Archive for the ‘Living Alone’ Category

Back Again!

September 5, 2015

Well it is sort of official. I am 3 pounds more than when I had my stroke six years ago. Yes, I am still fifty-five pounds lighter than I was at my peak but I once again am officially obese. I live alone with a four burner gas stove and a 36 inch oven. It is far easier to cook three meals at a time than to cook one small meal. Unfortunately, since I lack will power, three meals of 2000 calories only last a day and 1/2. Even worse, when I get into manual labor, I believe I deserve the extra calories and a few beers to wash it down.

The only way I know to break this trend is Coffee Pot Cooking so here I am recycling this blog for the third to fifth time with a twist. I will prepare one portioned controlled meal a day by any means necessary. Tomorrow, I will post on cooking sauteed spicy potatoes and tilapia using my microwave and coffee pot.

I saw Don Bailey from the University tilapia program and swore I was going to get serious about aqua phonics while growing my own fish and greens. Oh well, good intentions pave the way to hell but I did have coffeepot tilapia and sauteed spicy potatoes tonight so the recipe should follow tomorrow.

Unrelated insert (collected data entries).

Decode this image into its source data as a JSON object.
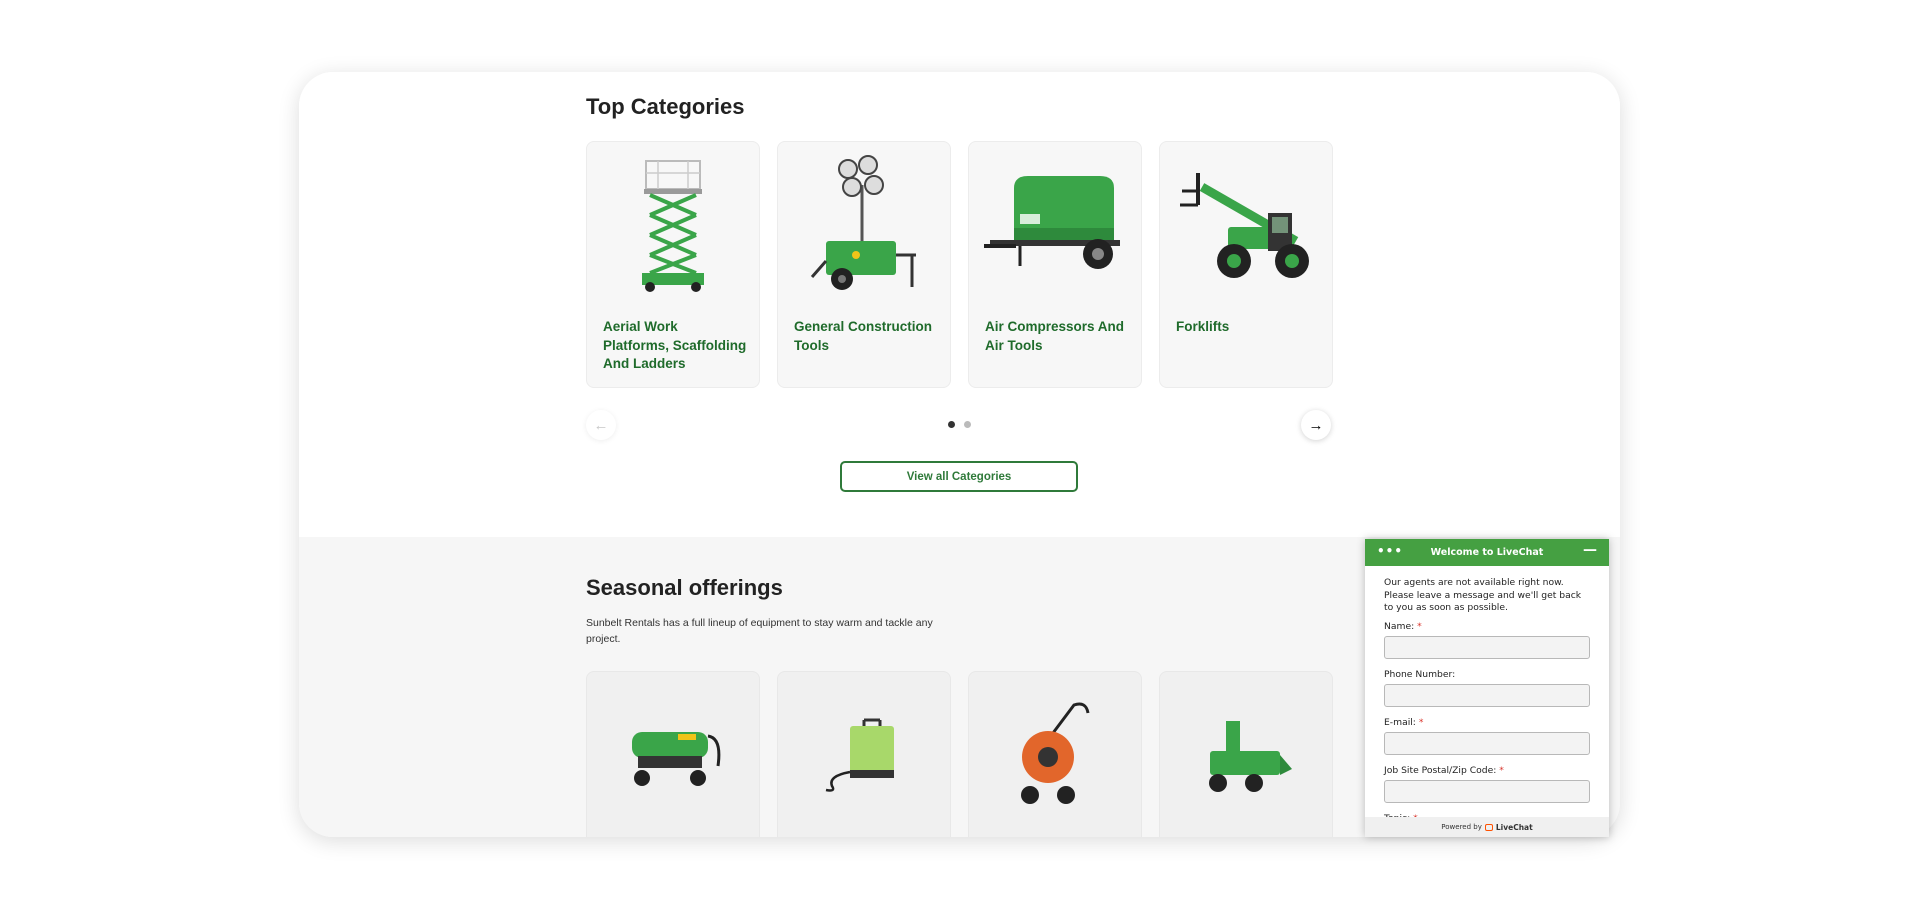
{
  "top_categories": {
    "title": "Top Categories",
    "cards": [
      {
        "label": "Aerial Work Platforms, Scaffolding And Ladders",
        "icon": "scissor-lift-icon"
      },
      {
        "label": "General Construction Tools",
        "icon": "light-tower-icon"
      },
      {
        "label": "Air Compressors And Air Tools",
        "icon": "air-compressor-icon"
      },
      {
        "label": "Forklifts",
        "icon": "telehandler-forklift-icon"
      }
    ],
    "prev_icon": "←",
    "next_icon": "→",
    "view_all_label": "View all Categories"
  },
  "seasonal": {
    "title": "Seasonal offerings",
    "description": "Sunbelt Rentals has a full lineup of equipment to stay warm and tackle any project."
  },
  "livechat": {
    "menu_icon": "•••",
    "title": "Welcome to LiveChat",
    "minimize_icon": "—",
    "message": "Our agents are not available right now. Please leave a message and we'll get back to you as soon as possible.",
    "fields": [
      {
        "label": "Name:",
        "required": "*"
      },
      {
        "label": "Phone Number:",
        "required": ""
      },
      {
        "label": "E-mail:",
        "required": "*"
      },
      {
        "label": "Job Site Postal/Zip Code:",
        "required": "*"
      }
    ],
    "topic_label": "Topic:",
    "topic_required": "*",
    "powered_by": "Powered by",
    "brand": "LiveChat"
  },
  "colors": {
    "brand_green": "#2f7a3a",
    "chat_green": "#45a042",
    "equipment_green": "#3aa549"
  }
}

I got lazy and used both my microwave and coffeepot but it was definitely portioned controlled which is my real issue. I have also cooked the same meal in my electric fondue pot set at 275 degrees in a portioned controlled manner but you have to use what you have available.

BTW, I tend to prepare full flavored meals with flexible cooking times that would serve college students, myself as a writer. and other dingy people who are temporally challenged.  The joy of this meal from the coffee pot is you don’t have to watch it as closely as an electric fondue pot.

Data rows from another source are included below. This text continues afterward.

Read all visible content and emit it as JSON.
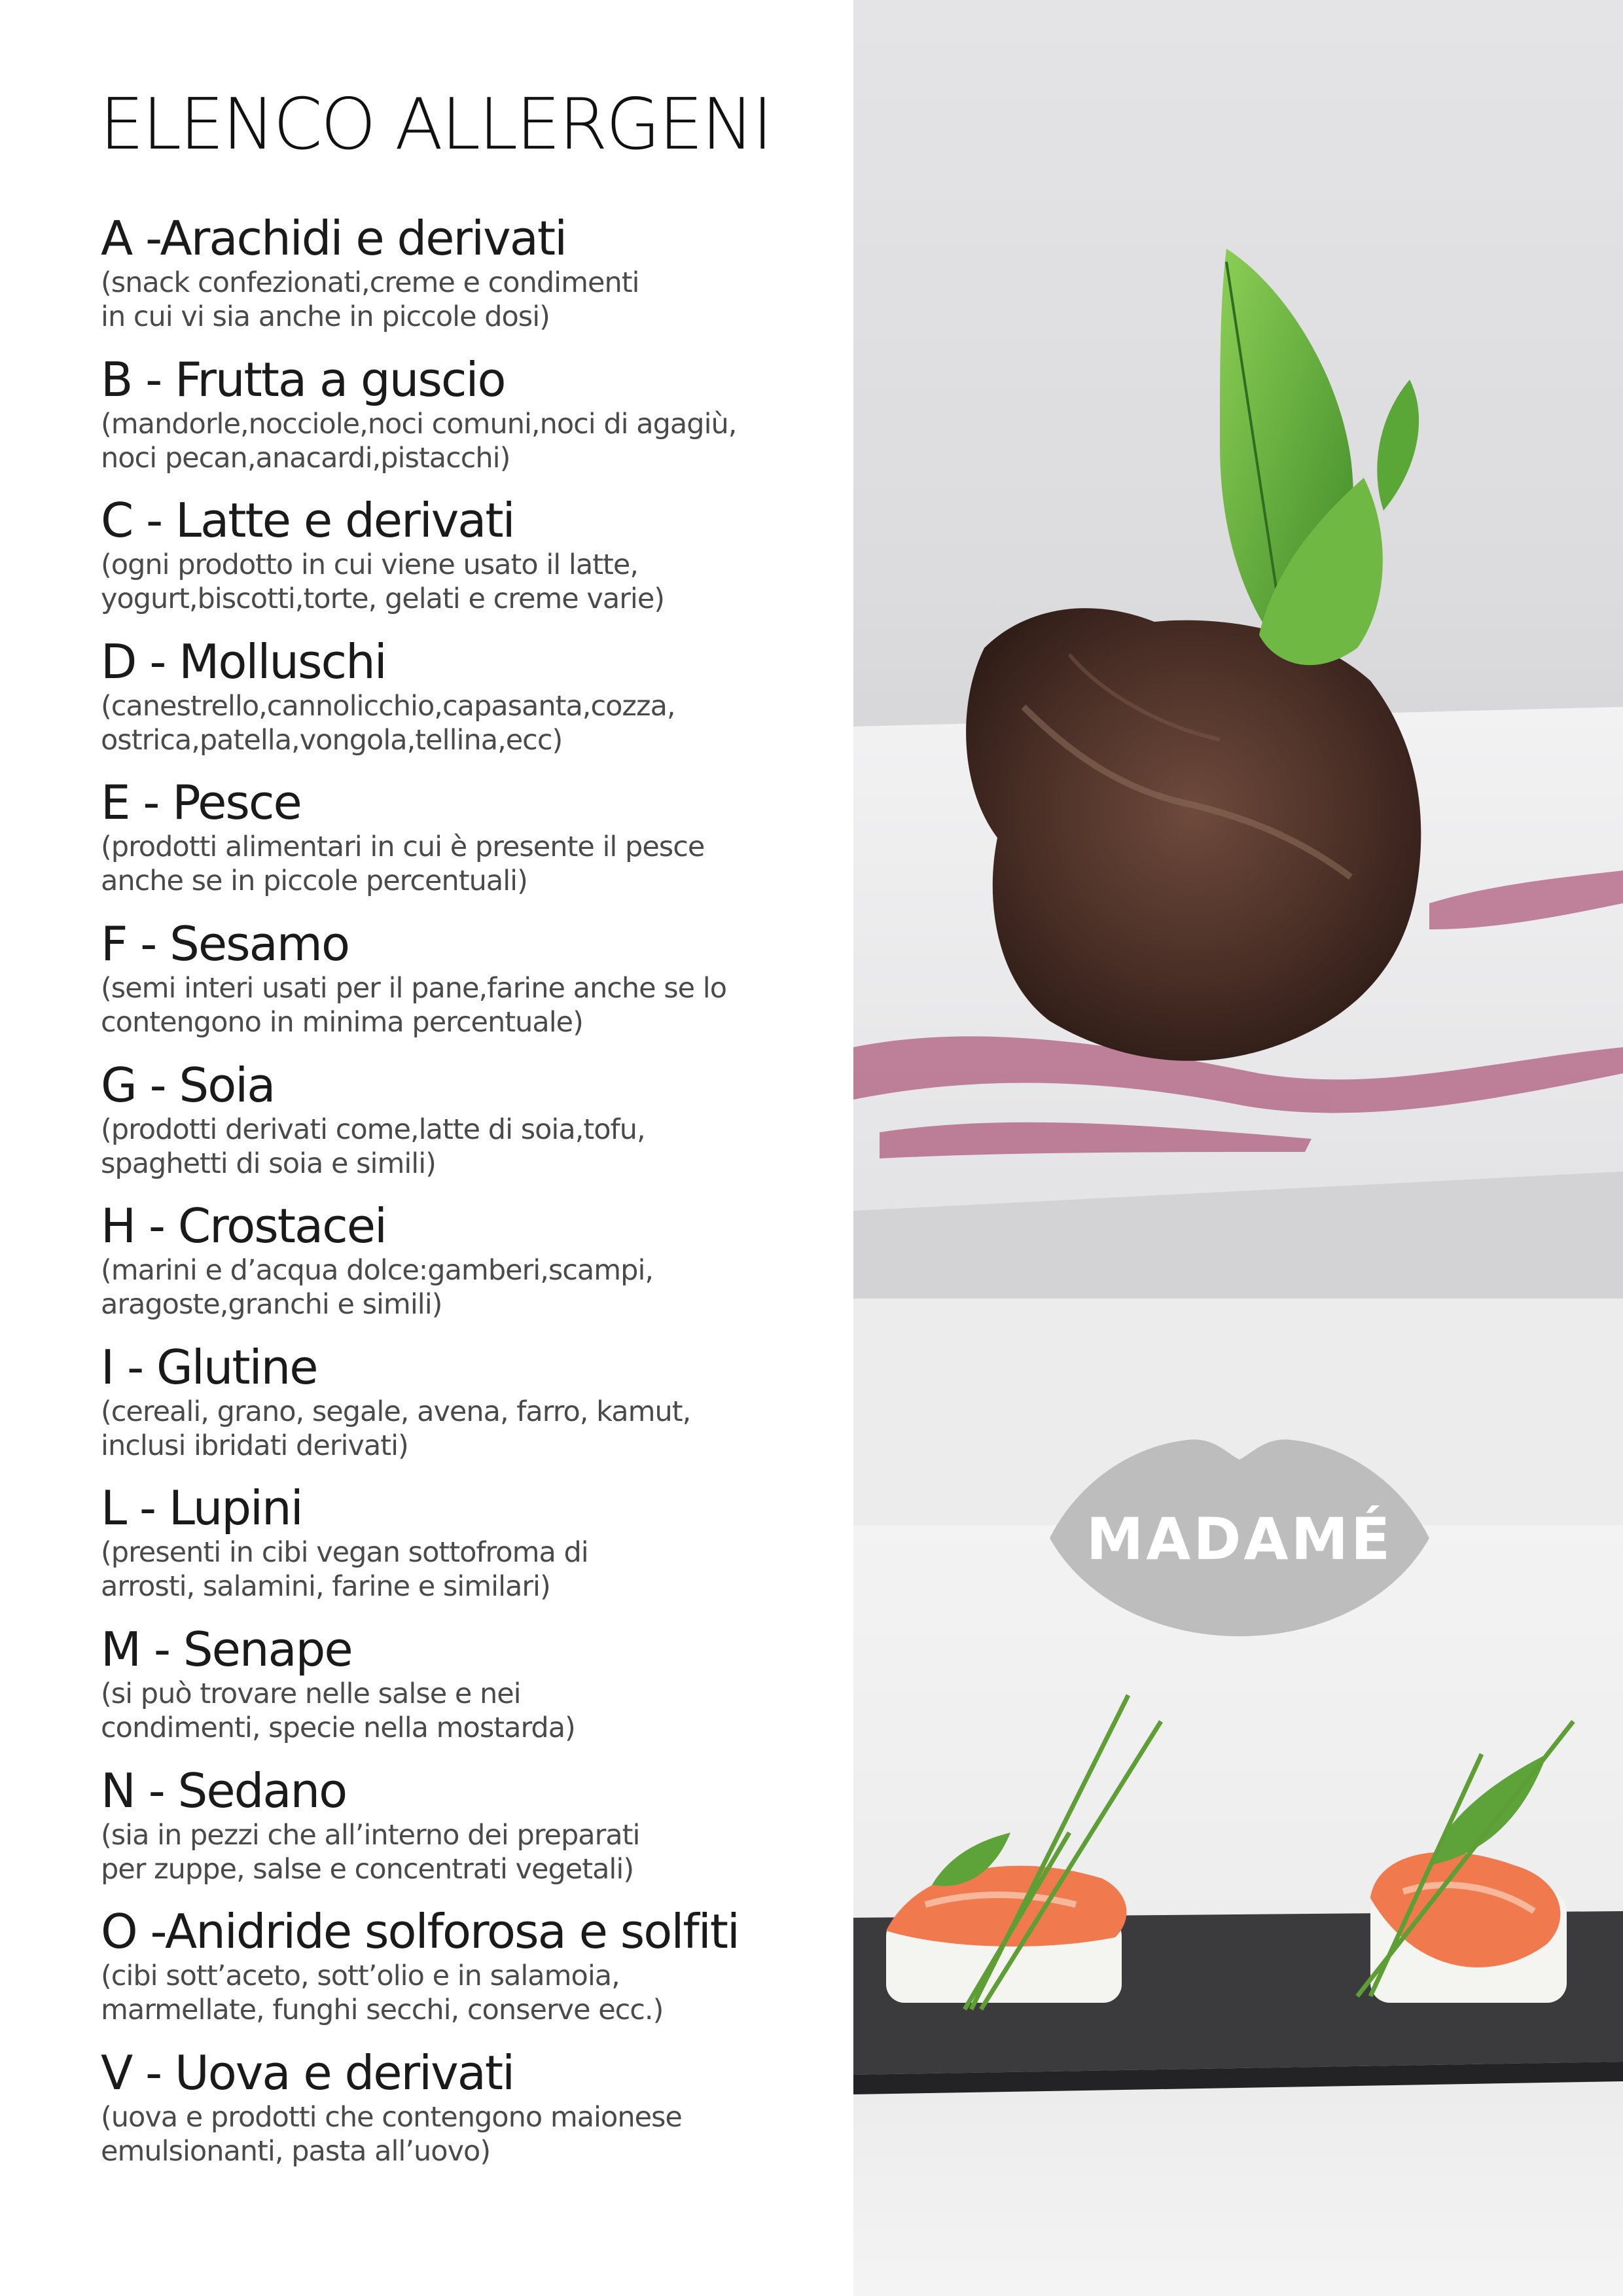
{
  "title": "ELENCO  ALLERGENI",
  "allergens": [
    {
      "title": "A -Arachidi e derivati",
      "desc": "(snack confezionati,creme e condimenti\nin cui vi sia anche in piccole dosi)"
    },
    {
      "title": "B - Frutta a guscio",
      "desc": "(mandorle,nocciole,noci comuni,noci di agagiù,\nnoci pecan,anacardi,pistacchi)"
    },
    {
      "title": "C - Latte e derivati",
      "desc": "(ogni prodotto in cui viene usato il latte,\nyogurt,biscotti,torte, gelati e creme varie)"
    },
    {
      "title": "D - Molluschi",
      "desc": "(canestrello,cannolicchio,capasanta,cozza,\nostrica,patella,vongola,tellina,ecc)"
    },
    {
      "title": "E - Pesce",
      "desc": "(prodotti alimentari in cui è presente il pesce\nanche se in piccole percentuali)"
    },
    {
      "title": "F - Sesamo",
      "desc": "(semi interi usati per il pane,farine anche se lo\ncontengono in minima percentuale)"
    },
    {
      "title": "G - Soia",
      "desc": "(prodotti derivati come,latte di soia,tofu,\nspaghetti di soia e simili)"
    },
    {
      "title": "H - Crostacei",
      "desc": "(marini e d’acqua dolce:gamberi,scampi,\naragoste,granchi e simili)"
    },
    {
      "title": "I - Glutine",
      "desc": "(cereali, grano, segale, avena, farro, kamut,\ninclusi ibridati derivati)"
    },
    {
      "title": "L - Lupini",
      "desc": "(presenti in cibi vegan sottofroma di\narrosti, salamini, farine e similari)"
    },
    {
      "title": "M - Senape",
      "desc": "(si può trovare nelle salse e nei\ncondimenti, specie nella mostarda)"
    },
    {
      "title": "N - Sedano",
      "desc": "(sia in pezzi che all’interno dei preparati\nper zuppe, salse e concentrati vegetali)"
    },
    {
      "title": "O -Anidride solforosa e solfiti",
      "desc": "(cibi sott’aceto, sott’olio e in salamoia,\nmarmellate, funghi secchi, conserve ecc.)"
    },
    {
      "title": "V - Uova e derivati",
      "desc": "(uova e prodotti che contengono maionese\nemulsionanti, pasta all’uovo)"
    }
  ],
  "logo": {
    "text": "MADAMÉ",
    "color": "#bdbdbd"
  },
  "photos": [
    {
      "name": "braised-meat-with-mint-photo"
    },
    {
      "name": "salmon-rice-bites-photo"
    }
  ]
}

Also my starting and perhaps final weight if I do not succeed is now 212.

Friendship, Flowers and Food.

February 25, 2012

Flowers and Food

Gloria Powell ( is a event florist on St, Croix heavily involved in working with tourists who want to get married in a St. Croix celebration. This means she has to make the wedding couple, the wedding planner, the hotel and all of the guests happy. Well Gloria loves people and she loves making them happy. She also loves flowers and loves to work with them. This makes her great at what she does.

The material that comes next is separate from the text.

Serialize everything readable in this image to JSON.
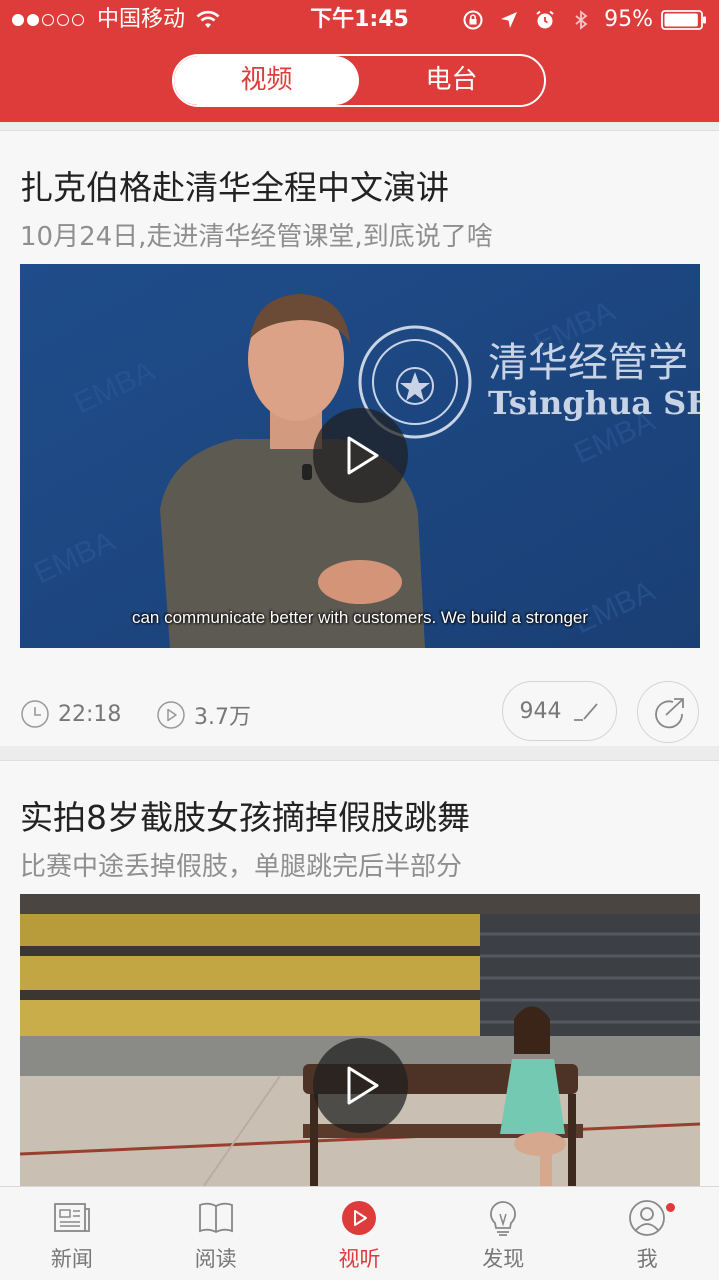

She always brings extra of everything and that’s where this story of the flowers begins. Seems as she was taking the extras back to her car, I told her if she had any that would go to waste, she could dump them on me. She said OK and kept walking to her car and when she returned she had that spectacular bouquet pictured above. I asked her what I owed her and she said nothing. I told her she could pick all the flowers in my yard that she wanted because most of mine go to waste, I consider her random act of kindness fantastic.

Now the meal has one unique part but in essence we are talking beach food and you would most likely see the combination on a plastic plate as it includes, Grilled chicken, Coleslaw and Green Banana Salad which is usually served cold. I had planned this meal a few days earlier when I prepared the Goya Pollo de Escabeche. And after finishing all the chicken and vegetables decided the marinade was too good to throw out so I rebuilt the entirely different yet traditional Banana Salad with capers, Spanish olives, thin sliced Onions, minced garlic and the cooked green banana.

Wedding Flowers

I derided to serve it on our Lennox China because the Wedding Bouquet deserved to be in good company. I even got out a Table cloth but drew the line at real silverware. Well Gloria, your flowers turned my ordinary dinner into a memorable event.

Mea Culpa. I have failed the Coffeepot Cult.

September 10, 2011

Back to Coffeepot Cooking

Over the past eight months, I have not posted anything new and in fact my last eight posts had more to do with portion controlled meals than they did with coffeepot cooking. It’s not that I gave up on portion controlled meals or even coffeepot cooking; I just went through a phase where I stopped feeling creative about what I eat. I also stopped worrying too much about my weight which is still around 176 plus or minus four pounds.

I am also starting a new hiking/tour business which took an incredible amount of my time and creative energy so I stopped being creative with what I ate. Instead of searching the Net for new recipes which could be adapted to my coffeepot or creating a unique meal from my knowledge of food and flavors that work together, I reverted to those recipes already published by me. Even when I created a new meal, I still didn’t publish because most were simply not as good as the ones I originally published or I failed to write the recipe down and skipped taking pictures.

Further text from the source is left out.